IRS whistleblowers Gary Shapley and an unnamed source last week have accused the Biden administration of blocking the US attorney out of Delaware from fully investigating Hunter Biden. Detailing how US Attorney David Wiess in charge of the Biden case has twice applied for Special Counsel status with the Biden DOJ and, twice, the Delaware attorney has been denied.
Biden’s Attorney General Merrick Garland rebuffed these charges.
But Cummins tells OAN – the danger our nation faces goes beyond politics inside the DOJ. Americans are fast realizing the level of corruption and compromise at the DOJ is so rotten they might increasingly justify not recognizing the authority of America’s top law enforcement agency. Cummins, a respected federal prosecutor, had himself become the target of the DOJ’s politicized ire.
In 2018, Cummins became an unexpected player exposing the Biden Bribery accusations out of Ukraine. Cummins was approached by intermediaries for the former Prosecutor General of Ukraine, Yuri Lutsenko. Lutsenko clamed to have information showing money laundering and bank wires tired to the Bidens out of Kiev. Lutsenko was the handpicked successor to Viktor Shokin, the Prosecutor General allegedly fired by Biden for investigating Hunter Biden’s Burisma activity. Cummins took the information to Jeff Berman, the US Attorney for the Southern District of New York. Berman was investigating one of Biden’s business associates in a separate fraud case. Berman’s office never followed up.
Fast forward forward to 2022 and Cummins received a surprising notification: “Last year I got an email from Apple that informed me that three years prior in 2019, which is approximately a year after I made the call to Jeff Berman, [Apple] had received a grand jury subpoena for my information out of the Southern District of New York.” Cummins believes the subpoena is tied to the office investigating him instead of investigating the allegations against Biden and his associates.
“A good part of our survival as a nation depends on a neutral administration of law, of justice.” Cummins says. “We’ve all heard of Banana Republics where presidents get elected and exile their opponents or investigate or imprison their opponents or let their friends go to Ukraine, go to Russia and see who gets to be an oligarch and who gets prosecuted. We don’t want to become that, but we’re swiftly heading that way.”
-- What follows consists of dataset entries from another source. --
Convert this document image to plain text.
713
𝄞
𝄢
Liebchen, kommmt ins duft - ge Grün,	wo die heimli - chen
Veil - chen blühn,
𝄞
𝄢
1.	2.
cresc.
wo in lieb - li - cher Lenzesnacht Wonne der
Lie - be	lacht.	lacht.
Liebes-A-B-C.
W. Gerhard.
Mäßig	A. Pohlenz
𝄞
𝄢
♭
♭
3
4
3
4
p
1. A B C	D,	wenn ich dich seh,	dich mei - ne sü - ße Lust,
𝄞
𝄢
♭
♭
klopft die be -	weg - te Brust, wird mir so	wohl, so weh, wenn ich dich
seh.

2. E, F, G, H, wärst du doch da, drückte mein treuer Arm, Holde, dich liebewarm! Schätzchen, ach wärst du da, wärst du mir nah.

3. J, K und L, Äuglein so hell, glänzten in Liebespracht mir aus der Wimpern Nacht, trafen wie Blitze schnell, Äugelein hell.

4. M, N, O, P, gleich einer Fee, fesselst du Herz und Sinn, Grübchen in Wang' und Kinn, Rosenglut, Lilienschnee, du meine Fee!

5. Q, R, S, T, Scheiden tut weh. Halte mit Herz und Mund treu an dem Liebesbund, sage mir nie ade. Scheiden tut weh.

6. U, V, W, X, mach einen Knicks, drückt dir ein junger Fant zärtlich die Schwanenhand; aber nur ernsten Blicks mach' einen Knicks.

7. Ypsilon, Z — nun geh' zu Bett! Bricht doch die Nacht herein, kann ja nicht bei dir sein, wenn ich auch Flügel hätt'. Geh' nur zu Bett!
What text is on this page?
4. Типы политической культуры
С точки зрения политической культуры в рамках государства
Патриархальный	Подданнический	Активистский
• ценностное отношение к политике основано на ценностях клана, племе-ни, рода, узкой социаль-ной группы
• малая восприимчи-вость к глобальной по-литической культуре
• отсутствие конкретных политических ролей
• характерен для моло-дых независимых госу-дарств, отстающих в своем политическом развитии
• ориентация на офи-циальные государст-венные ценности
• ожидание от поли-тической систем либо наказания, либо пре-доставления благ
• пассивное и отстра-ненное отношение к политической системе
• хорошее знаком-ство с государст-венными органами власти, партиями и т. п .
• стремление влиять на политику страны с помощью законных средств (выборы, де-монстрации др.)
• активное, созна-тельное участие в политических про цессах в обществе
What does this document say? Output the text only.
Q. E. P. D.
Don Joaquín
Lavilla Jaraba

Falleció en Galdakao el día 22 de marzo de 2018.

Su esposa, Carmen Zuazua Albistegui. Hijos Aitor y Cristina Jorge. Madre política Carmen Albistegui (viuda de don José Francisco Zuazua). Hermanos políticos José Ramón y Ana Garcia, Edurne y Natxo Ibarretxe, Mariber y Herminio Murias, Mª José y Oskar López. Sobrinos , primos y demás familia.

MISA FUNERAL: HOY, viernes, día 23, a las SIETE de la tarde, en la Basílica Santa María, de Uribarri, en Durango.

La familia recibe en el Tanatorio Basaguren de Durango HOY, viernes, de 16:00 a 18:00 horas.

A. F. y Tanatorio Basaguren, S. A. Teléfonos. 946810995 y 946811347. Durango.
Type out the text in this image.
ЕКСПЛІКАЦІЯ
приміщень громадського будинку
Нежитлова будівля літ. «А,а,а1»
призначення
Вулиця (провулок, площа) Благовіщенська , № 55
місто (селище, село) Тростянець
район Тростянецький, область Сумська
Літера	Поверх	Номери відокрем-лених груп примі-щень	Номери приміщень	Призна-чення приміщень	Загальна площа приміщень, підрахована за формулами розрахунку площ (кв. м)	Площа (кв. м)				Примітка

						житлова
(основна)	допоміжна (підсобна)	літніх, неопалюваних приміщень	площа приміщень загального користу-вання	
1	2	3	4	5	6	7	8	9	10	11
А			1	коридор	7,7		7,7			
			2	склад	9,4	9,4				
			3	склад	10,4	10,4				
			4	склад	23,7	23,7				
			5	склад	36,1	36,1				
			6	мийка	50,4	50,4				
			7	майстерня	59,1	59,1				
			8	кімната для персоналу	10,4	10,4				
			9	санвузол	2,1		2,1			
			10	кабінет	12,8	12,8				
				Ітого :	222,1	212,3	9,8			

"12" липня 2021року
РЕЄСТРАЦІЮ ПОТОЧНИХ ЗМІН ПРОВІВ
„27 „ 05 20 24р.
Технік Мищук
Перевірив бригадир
Cummins warns the next chapter gets dangerous: “When people lose confidence in the legitimacy of law enforcement, bad things happen. People start resisting arrests. People start not respecting the authority of the government.”
To this point, while Cummins believes Donald Trump’s documents probe has been marred by poor judgment, Cummins argues that the 45th president can justify his actions in light of the DOJ’s political compromise:
“His best defense may be that his crime is refusing to respect the authority of the people that were giving him subpoenas – who happened to be the same people that just drug his administration through a totally faked up two year Russia probe and tried to ruin his presidency. Maybe at some point it’s okay for us to tell the FBI no, or tell the Department of Justice or the court, we no longer as citizens want to respect their authority.” But Cummins adds, “we don’t want to go there. We want to fix it.”
House Speaker Kevin McCarthy has this week stated he plans to bring impeachment inquiries into Attorney General Merrick Garland by July 6.